Blink, and I missed: Dave Dyment at MKG127
One of the things that drives me a little nuts about Contact is its tendency to overshadow the fact that there is, in fact, art to be seen all over the city that has nothing to do with the festival. That doesn't mean I don't go see it; it just means it takes me a while to get around to writing about it, which was the case with Dave Dyment's now-closed show at MKG127, 'Between the Click of the Light and the Start of the Dream."
For those who know him, Dyment's clever, playful, pop-culture inflected conceptualism can be like Marshall McLuhan's proverbial warm bath -- an art experience that challenges the mind while warming that place in the heart where unbridled teen angst, buried under years of cynicism, still lives in full force.
Dyment's favourite tropes, like popular music, were fully evident here, in several pieces that embraced genuine adolescent devotion to Pink Floyd, inflected with the popular -- ahem, stoner -- myth that, when watching the original Judy Garland Wizard of Oz film with the sound turned off, and Floyd's "Dark Side of the Moon" as the soundtrack, it creates an eerily synchronous unity (Turner Classic Movies liked the idea enough that it actually broadcast the film with the Floyd album in 2000).
Psychologists call the phenomenon in which the human brain gropes for synchronous moments in the absence of rationale or fact apophenia -- which, in no coincidence, is the title of Dyment's piece (above) in which he takes a white pressing of Dark Side and splices it in a psychedelic swirl with the soundtrack from Oz -- together at last, never to be heard from again.
Little touches of literality like this both take the idea of obsessive fandom to an irrational extreme, but also highlight the absurdity of emotional connection to pop ephemera. Dyment, with a deliberate ham-fisted glee, is able to point out both but avoid the trap of smugness; you get the sense he's right there with you, not above it at all.
Another great piece that struck me was Addendum to the Tommy Westfall Universe, a pencil-on-paper schematic drawing (left) that linked St. Elsewhere -- which, for those who didn't know, was an insanely popular, critically-acclaimed 1980s hospital drama that ran for five years, only to reveal, in its finale, that the entire storyline took place in the mind of Westphall, an autistic boy -- to hundreds of popular TV shows.
This is not merely Dyment's invention: The Tommy Westphall Universe is a full-fledged -- if tongue and cheek -- conspiracy theory, suggesting that the Westphall dreamscape encompasses multiple other shows; as St. Elsewhere cast members crossed over into other shows -- Homicide, for one, and Law & Order, for another -- the theory grew, to the point where Tom Fontana, St. Elsewhere's creator, said in 2003 that "someone did the math once... and something like 90 percent of all television took place in Tommy Westphall's mind.
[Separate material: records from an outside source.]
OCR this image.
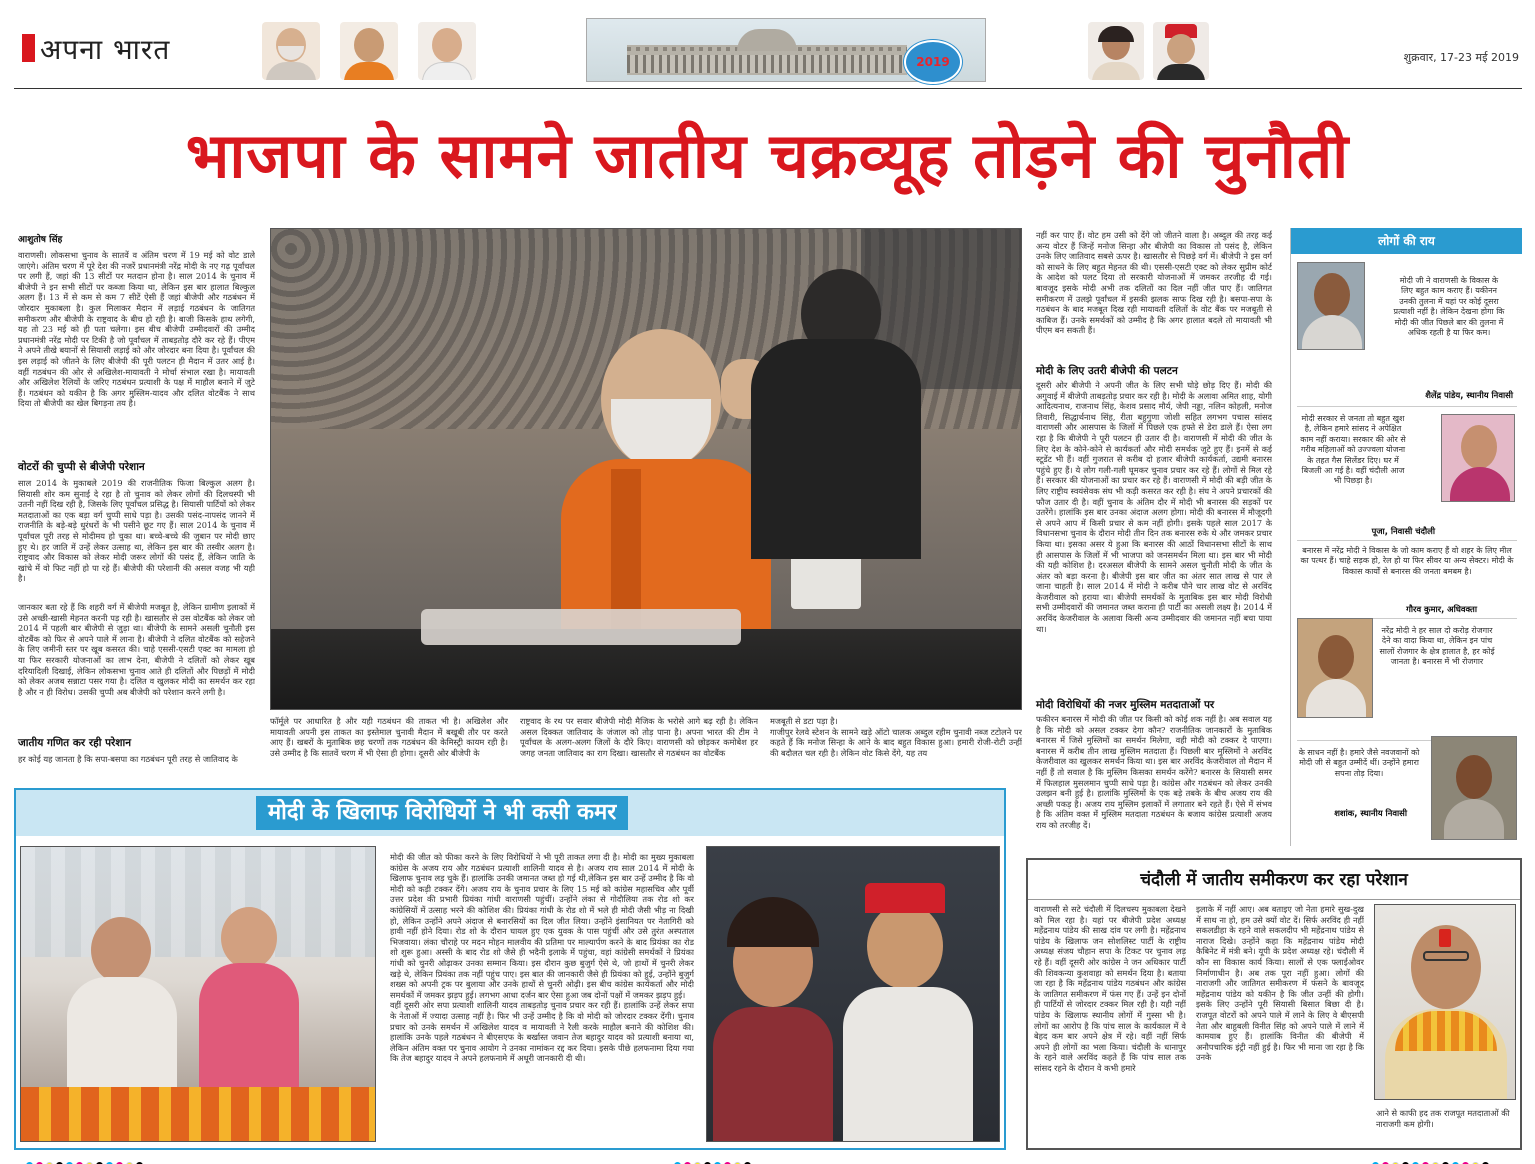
अपना भारत	2019	शुक्रवार, 17-23 मई 2019
भाजपा के सामने जातीय चक्रव्यूह तोड़ने की चुनौती
आशुतोष सिंह
वाराणसी। लोकसभा चुनाव के सातवें व अंतिम चरण में 19 मई को वोट डाले जाएंगे। अंतिम चरण में पूरे देश की नजरें प्रधानमंत्री नरेंद्र मोदी के नए गढ़ पूर्वांचल पर लगी हैं, जहां की 13 सीटों पर मतदान होना है। साल 2014 के चुनाव में बीजेपी ने इन सभी सीटों पर कब्जा किया था, लेकिन इस बार हालात बिल्कुल अलग हैं। 13 में से कम से कम 7 सीटें ऐसी हैं जहां बीजेपी और गठबंधन में जोरदार मुकाबला है। कुल मिलाकर मैदान में लड़ाई गठबंधन के जातिगत समीकरण और बीजेपी के राष्ट्रवाद के बीच हो रही है। बाजी किसके हाथ लगेगी, यह तो 23 मई को ही पता चलेगा। इस बीच बीजेपी उम्मीदवारों की उम्मीद प्रधानमंत्री नरेंद्र मोदी पर टिकी है जो पूर्वांचल में ताबड़तोड़ दौरे कर रहे हैं। पीएम ने अपने तीखे बयानों से सियासी लड़ाई को और जोरदार बना दिया है। पूर्वांचल की इस लड़ाई को जीतने के लिए बीजेपी की पूरी पलटन ही मैदान में उतर आई है। वहीं गठबंधन की ओर से अखिलेश-मायावती ने मोर्चा संभाल रखा है। मायावती और अखिलेश रैलियों के जरिए गठबंधन प्रत्याशी के पक्ष में माहौल बनाने में जुटे हैं। गठबंधन को यकीन है कि अगर मुस्लिम-यादव और दलित वोटबैंक ने साथ दिया तो बीजेपी का खेल बिगड़ना तय है।
वोटरों की चुप्पी से बीजेपी परेशान
साल 2014 के मुकाबले 2019 की राजनीतिक फिजा बिल्कुल अलग है। सियासी शोर कम सुनाई दे रहा है तो चुनाव को लेकर लोगों की दिलचस्पी भी उतनी नहीं दिख रही है, जिसके लिए पूर्वांचल प्रसिद्ध है। सियासी पार्टियों को लेकर मतदाताओं का एक बड़ा वर्ग चुप्पी साधे पड़ा है। उसकी पसंद-नापसंद जानने में राजनीति के बड़े-बड़े धुरंधरों के भी पसीने छूट गए हैं। साल 2014 के चुनाव में पूर्वांचल पूरी तरह से मोदीमय हो चुका था। बच्चे-बच्चे की जुबान पर मोदी छाए हुए थे। हर जाति में उन्हें लेकर उत्साह था, लेकिन इस बार की तस्वीर अलग है। राष्ट्रवाद और विकास को लेकर मोदी जरूर लोगों की पसंद हैं, लेकिन जाति के खांचे में वो फिट नहीं हो पा रहे हैं। बीजेपी की परेशानी की असल वजह भी यही है।
जानकार बता रहे हैं कि शहरी वर्ग में बीजेपी मजबूत है, लेकिन ग्रामीण इलाकों में उसे अच्छी-खासी मेहनत करनी पड़ रही है। खासतौर से उस वोटबैंक को लेकर जो 2014 में पहली बार बीजेपी से जुड़ा था। बीजेपी के सामने असली चुनौती इस वोटबैंक को फिर से अपने पाले में लाना है। बीजेपी ने दलित वोटबैंक को सहेजने के लिए जमीनी स्तर पर खूब कसरत की। चाहे एससी-एसटी एक्ट का मामला हो या फिर सरकारी योजनाओं का लाभ देना, बीजेपी ने दलितों को लेकर खूब दरियादिली दिखाई, लेकिन लोकसभा चुनाव आते ही दलितों और पिछड़ों में मोदी को लेकर अजब सन्नाटा पसर गया है। दलित व खुलकर मोदी का समर्थन कर रहा है और न ही विरोध। उसकी चुप्पी अब बीजेपी को परेशान करने लगी है।
जातीय गणित कर रही परेशान
हर कोई यह जानता है कि सपा-बसपा का गठबंधन पूरी तरह से जातिवाद के
फॉर्मूले पर आधारित है और यही गठबंधन की ताकत भी है। अखिलेश और मायावती अपनी इस ताकत का इस्तेमाल चुनावी मैदान में बखूबी तौर पर करते आए हैं। खबरों के मुताबिक छह चरणों तक गठबंधन की केमिस्ट्री कायम रही है। उसे उम्मीद है कि सातवें चरण में भी ऐसा ही होगा। दूसरी ओर बीजेपी के
राष्ट्रवाद के रथ पर सवार बीजेपी मोदी मैजिक के भरोसे आगे बढ़ रही है। लेकिन असल दिक्कत जातिवाद के जंजाल को तोड़ पाना है। अपना भारत की टीम ने पूर्वांचल के अलग-अलग जिलों के दौरे किए। वाराणसी को छोड़कर कमोबेश हर जगह जनता जातिवाद का राग दिखा। खासतौर से गठबंधन का वोटबैंक
मजबूती से डटा पड़ा है।
गाजीपुर रेलवे स्टेशन के सामने खड़े ऑटो चालक अब्दुल रहीम चुनावी नब्ज टटोलने पर कहते हैं कि मनोज सिन्हा के आने के बाद बहुत विकास हुआ। हमारी रोजी-रोटी उन्हीं की बदौलत चल रही है। लेकिन वोट किसे देंगे, यह तय
नहीं कर पाए हैं। वोट हम उसी को देंगे जो जीतने वाला है। अब्दुल की तरह कई अन्य वोटर हैं जिन्हें मनोज सिन्हा और बीजेपी का विकास तो पसंद है, लेकिन उनके लिए जातिवाद सबसे ऊपर है। खासतौर से पिछड़े वर्ग में। बीजेपी ने इस वर्ग को साधने के लिए बहुत मेहनत की थी। एससी-एसटी एक्ट को लेकर सुप्रीम कोर्ट के आदेश को पलट दिया तो सरकारी योजनाओं में जमकर तरजीह दी गई। बावजूद इसके मोदी अभी तक दलितों का दिल नहीं जीत पाए हैं। जातिगत समीकरण में उलझे पूर्वांचल में इसकी झलक साफ दिख रही है। बसपा-सपा के गठबंधन के बाद मजबूत दिख रही मायावती दलितों के वोट बैंक पर मजबूती से काबिज हैं। उनके समर्थकों को उम्मीद है कि अगर हालात बदले तो मायावती भी पीएम बन सकती हैं।
मोदी के लिए उतरी बीजेपी की पलटन
दूसरी ओर बीजेपी ने अपनी जीत के लिए सभी घोड़े छोड़ दिए हैं। मोदी की अगुवाई में बीजेपी ताबड़तोड़ प्रचार कर रही है। मोदी के अलावा अमित शाह, योगी आदित्यनाथ, राजनाथ सिंह, केशव प्रसाद मौर्य, जेपी नड्डा, नलिन कोहली, मनोज तिवारी, सिद्धार्थनाथ सिंह, रीता बहुगुणा जोशी सहित लगभग पचास सांसद वाराणसी और आसपास के जिलों में पिछले एक हफ्ते से डेरा डाले हैं। ऐसा लग रहा है कि बीजेपी ने पूरी पलटन ही उतार दी है। वाराणसी में मोदी की जीत के लिए देश के कोने-कोने से कार्यकर्ता और मोदी समर्थक जुटे हुए हैं। इनमें से कई स्टूडेंट भी हैं। वहीं गुजरात से करीब दो हजार बीजेपी कार्यकर्ता, उद्यमी बनारस पहुंचे हुए हैं। ये लोग गली-गली घूमकर चुनाव प्रचार कर रहे हैं। लोगों से मिल रहे हैं। सरकार की योजनाओं का प्रचार कर रहे हैं। वाराणसी में मोदी की बड़ी जीत के लिए राष्ट्रीय स्वयंसेवक संघ भी कड़ी कसरत कर रही है। संघ ने अपने प्रचारकों की फौज उतार दी है। वहीं चुनाव के अंतिम दौर में मोदी भी बनारस की सड़कों पर उतरेंगे। हालांकि इस बार उनका अंदाज अलग होगा। मोदी की बनारस में मौजूदगी से अपने आप में किसी प्रचार से कम नहीं होगी। इसके पहले साल 2017 के विधानसभा चुनाव के दौरान मोदी तीन दिन तक बनारस रुके थे और जमकर प्रचार किया था। इसका असर ये हुआ कि बनारस की आठों विधानसभा सीटों के साथ ही आसपास के जिलों में भी भाजपा को जनसमर्थन मिला था। इस बार भी मोदी की यही कोशिश है। दरअसल बीजेपी के सामने असल चुनौती मोदी के जीत के अंतर को बड़ा करना है। बीजेपी इस बार जीत का अंतर सात लाख से पार ले जाना चाहती है। साल 2014 में मोदी ने करीब पौने चार लाख वोट से अरविंद केजरीवाल को हराया था। बीजेपी समर्थकों के मुताबिक इस बार मोदी विरोधी सभी उम्मीदवारों की जमानत जब्त कराना ही पार्टी का असली लक्ष्य है। 2014 में अरविंद केजरीवाल के अलावा किसी अन्य उम्मीदवार की जमानत नहीं बचा पाया था।
मोदी विरोधियों की नजर मुस्लिम मतदाताओं पर
फकीरन बनारस में मोदी की जीत पर किसी को कोई शक नहीं है। अब सवाल यह है कि मोदी को असल टक्कर देगा कौन? राजनीतिक जानकारों के मुताबिक बनारस में जिसे मुस्लिमों का समर्थन मिलेगा, वही मोदी को टक्कर दे पाएगा। बनारस में करीब तीन लाख मुस्लिम मतदाता हैं। पिछली बार मुस्लिमों ने अरविंद केजरीवाल का खुलकर समर्थन किया था। इस बार अरविंद केजरीवाल तो मैदान में नहीं हैं तो सवाल है कि मुस्लिम किसका समर्थन करेंगे? बनारस के सियासी समर में फिलहाल मुसलमान चुप्पी साधे पड़ा है। कांग्रेस और गठबंधन को लेकर उनकी उलझन बनी हुई है। हालांकि मुस्लिमों के एक बड़े तबके के बीच अजय राय की अच्छी पकड़ है। अजय राय मुस्लिम इलाकों में लगातार बने रहते हैं। ऐसे में संभव है कि अंतिम वक्त में मुस्लिम मतदाता गठबंधन के बजाय कांग्रेस प्रत्याशी अजय राय को तरजीह दें।
लोगों की राय
मोदी जी ने वाराणसी के विकास के लिए बहुत काम कराए हैं। यकीनन उनकी तुलना में यहां पर कोई दूसरा प्रत्याशी नहीं है। लेकिन देखना होगा कि मोदी की जीत पिछले बार की तुलना में अधिक रहती है या फिर कम।
शैलेंद्र पांडेय, स्थानीय निवासी
मोदी सरकार से जनता तो बहुत खुश है, लेकिन हमारे सांसद ने अपेक्षित काम नहीं कराया। सरकार की ओर से गरीब महिलाओं को उज्ज्वला योजना के तहत गैस सिलेंडर दिए। घर में बिजली आ गई है। वहीं चंदौली आज भी पिछड़ा है।
पूजा, निवासी चंदौली
बनारस में नरेंद्र मोदी ने विकास के जो काम कराए हैं वो शहर के लिए मील का पत्थर हैं। चाहे सड़क हो, रेल हो या फिर सीवर या अन्य सेक्टर। मोदी के विकास कार्यों से बनारस की जनता बमबम है।
गौरव कुमार, अधिवक्ता
नरेंद्र मोदी ने हर साल दो करोड़ रोजगार देने का वादा किया था, लेकिन इन पांच सालों रोजगार के क्षेत्र हालात है, हर कोई जानता है। बनारस में भी रोजगार
के साधन नहीं है। हमारे जैसे नवजवानों को मोदी जी से बहुत उम्मीदें थीं। उन्होंने हमारा सपना तोड़ दिया।
शशांक, स्थानीय निवासी
मोदी के खिलाफ विरोधियों ने भी कसी कमर
मोदी की जीत को फीका करने के लिए विरोधियों ने भी पूरी ताकत लगा दी है। मोदी का मुख्य मुकाबला कांग्रेस के अजय राय और गठबंधन प्रत्याशी शालिनी यादव से है। अजय राय साल 2014 में मोदी के खिलाफ चुनाव लड़ चुके हैं। हालांकि उनकी जमानत जब्त हो गई थी,लेकिन इस बार उन्हें उम्मीद है कि वो मोदी को कड़ी टक्कर देंगे। अजय राय के चुनाव प्रचार के लिए 15 मई को कांग्रेस महासचिव और पूर्वी उत्तर प्रदेश की प्रभारी प्रियंका गांधी वाराणसी पहुंचीं। उन्होंने लंका से गोदौलिया तक रोड शो कर कांग्रेसियों में उत्साह भरने की कोशिश की। प्रियंका गांधी के रोड शो में भले ही मोदी जैसी भीड़ ना दिखी हो, लेकिन उन्होंने अपने अंदाज से बनारसियों का दिल जीत लिया। उन्होंने इंसानियत पर नेतागिरी को हावी नहीं होने दिया। रोड शो के दौरान घायल हुए एक युवक के पास पहुंचीं और उसे तुरंत अस्पताल भिजवाया। लंका चौराहे पर मदन मोहन मालवीय की प्रतिमा पर माल्यार्पण करने के बाद प्रियंका का रोड शो शुरू हुआ। अस्सी के बाद रोड शो जैसे ही भदैनी इलाके में पहुंचा, वहां कांग्रेसी समर्थकों ने प्रियंका गांधी को चुनरी ओढ़ाकर उनका सम्मान किया। इस दौरान कुछ बुजुर्ग ऐसे थे, जो हाथों में चुनरी लेकर खड़े थे, लेकिन प्रियंका तक नहीं पहुंच पाए। इस बात की जानकारी जैसे ही प्रियंका को हुई, उन्होंने बुजुर्ग शख्स को अपनी ट्रक पर बुलाया और उनके हाथों से चुनरी ओढ़ी। इस बीच कांग्रेस कार्यकर्ता और मोदी समर्थकों में जमकर झड़प हुई। लगभग आधा दर्जन बार ऐसा हुआ जब दोनों पक्षों में जमकर झड़प हुई।
वहीं दूसरी ओर सपा प्रत्याशी शालिनी यादव ताबड़तोड़ चुनाव प्रचार कर रही हैं। हालांकि उन्हें लेकर सपा के नेताओं में ज्यादा उत्साह नहीं है। फिर भी उन्हें उम्मीद है कि वो मोदी को जोरदार टक्कर देंगी। चुनाव प्रचार को उनके समर्थन में अखिलेश यादव व मायावती ने रैली करके माहौल बनाने की कोशिश की। हालांकि उनके पहले गठबंधन ने बीएसएफ के बर्खास्त जवान तेज बहादुर यादव को प्रत्याशी बनाया था, लेकिन अंतिम वक्त पर चुनाव आयोग ने उनका नामांकन रद्द कर दिया। इसके पीछे हलफनामा दिया गया कि तेज बहादुर यादव ने अपने हलफनामे में अधूरी जानकारी दी थी।
चंदौली में जातीय समीकरण कर रहा परेशान
वाराणसी से सटे चंदौली में दिलचस्प मुकाबला देखने को मिल रहा है। यहां पर बीजेपी प्रदेश अध्यक्ष महेंद्रनाथ पांडेय की साख दांव पर लगी है। महेंद्रनाथ पांडेय के खिलाफ जन सोशलिस्ट पार्टी के राष्ट्रीय अध्यक्ष संजय चौहान सपा के टिकट पर चुनाव लड़ रहे हैं। वहीं दूसरी ओर कांग्रेस ने जन अधिकार पार्टी की शिवकन्या कुशवाहा को समर्थन दिया है। बताया जा रहा है कि महेंद्रनाथ पांडेय गठबंधन और कांग्रेस के जातिगत समीकरण में फंस गए हैं। उन्हें इन दोनों ही पार्टियों से जोरदार टक्कर मिल रही है। यही नहीं पांडेय के खिलाफ स्थानीय लोगों में गुस्सा भी है। लोगों का आरोप है कि पांच साल के कार्यकाल में वे बेहद कम बार अपने क्षेत्र में रहे। वहीं नहीं सिर्फ अपने ही लोगों का भला किया। चंदौली के धानापुर के रहने वाले अरविंद कहते हैं कि पांच साल तक सांसद रहने के दौरान वे कभी हमारे
इलाके में नहीं आए। अब बताइए जो नेता हमारे सुख-दुख में साथ ना हो, हम उसे क्यों वोट दें। सिर्फ अरविंद ही नहीं सकलडीहा के रहने वाले सकलदीप भी महेंद्रनाथ पांडेय से नाराज दिखे। उन्होंने कहा कि महेंद्रनाथ पांडेय मोदी कैबिनेट में मंत्री बने। यूपी के प्रदेश अध्यक्ष रहे। चंदौली में कौन सा विकास कार्य किया। सालों से एक फ्लाईओवर निर्माणाधीन है। अब तक पूरा नहीं हुआ। लोगों की नाराजगी और जातिगत समीकरण में फंसने के बावजूद महेंद्रनाथ पांडेय को यकीन है कि जीत उन्हीं की होगी। इसके लिए उन्होंने पूरी सियासी बिसात बिछा दी है। राजपूत वोटरों को अपने पाले में लाने के लिए वे बीएसपी नेता और बाहुबली विनीत सिंह को अपने पाले में लाने में कामयाब हुए हैं। हालांकि विनीत की बीजेपी में अनौपचारिक इंट्री नहीं हुई है। फिर भी माना जा रहा है कि उनके
आने से काफी हद तक राजपूत मतदाताओं की नाराजगी कम होगी।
God love him."
What Dyment does here in embody conspiracy-minded fandom in the vein of a true obsessive, trying to map the connections that would prove the theory right; that the form closely mimics the work of a truly conspiracy-minded artist, Mark Lombardi, whose schematics weren't mapping popular culture but dark connections in international military and political manipulations, is no coincidence, I'm sure. But Dyment's choice of Lombardi's form underscores that, for legions of fans, the connection is no less potent, or serious.
Finally, I want to finish by pointing out that, for all the heady play Dyment indulges in, his eye is equally clever. Apophenia, is one example; Calendar (for Jack Goldstein) (right) is another. You may not know that Goldstein was a Canadian who grew up in Los Angeles, and came to study art under John Baldessari, or that his work was rooted in Minimalism and performance, and that he would become a seminal film and sound artist, transferring the audio to vinyl records, or that he would turn to painting in the 80s and cash in a little, or that he killed himself in 2003.
You don't need to know any of that, really, to appreciate the black-and-white lunar phases, played out in gentle shifts of vinyl in its sleeve, that the piece comprises. The elegy is clear, spare and beautiful, and it does what all good art does: Holds you tight, and tells you nothing until you ask. And you do.